I loved Pippi Longstocking by Astrid Lindgren when I was a girl, and now my daughters are in love as well. Pippi is quite the wild spirit, with lots of genuine “girl power” and independent thinking. We've read the originals (from the 40's) and prefer this version from 2007. They've modernized a little of the wording and taken out a couple of offensive stereotypes of worldly cultures. There are a few sequels to Pippi as well.
Speaking of girl power, an amazing story to share with kids ages 8+ (because of the obvious ending) is Amelia Lost by Candace Fleming. This is a biography of Amelia Earhart aimed for young readers, and it intersperses her harrowing last flight with the story of her childhood. It's fascinating to hear how she was such a strong passionate young woman with a dream, to fly in a “man's world,” and all she did to accomplish her goals. Followed avidly by the press, her admirers ranged from young girls to First Lady Eleanor Roosevelt. I'm reading this with my son right now (these positive messages aren't just for girls!).
If your kids are into comic books or graphic novels at all, you might want to give the Bone series by Jeff Smith a try. My son prefers the full-color versions published by Scholastic to the original black & white books; both are aimed for reading level 5th grade+. If your child is already reading Harry Potter and similar books at a younger age, this reading level is fine.

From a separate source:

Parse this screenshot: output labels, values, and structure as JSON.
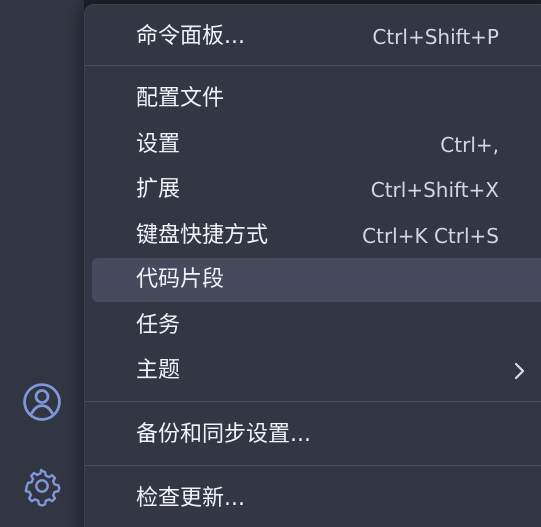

I've mentioned the Choose Your Own Adventure–Dragonlarks series before, but they were a HUGE hit with my son this summer so I wanted to share them again. These are a younger (and easier to navigate) version of the Choose Your Own Adventure chapter books we had as kids. Meant for reading level 2nd grade+, these are fully illustrated and so much fun! As you go through each page, you're given a choice of which path to take, so you get a different story each time you read it. There are about 20 books in the series, with all kinds of adventures to choose from.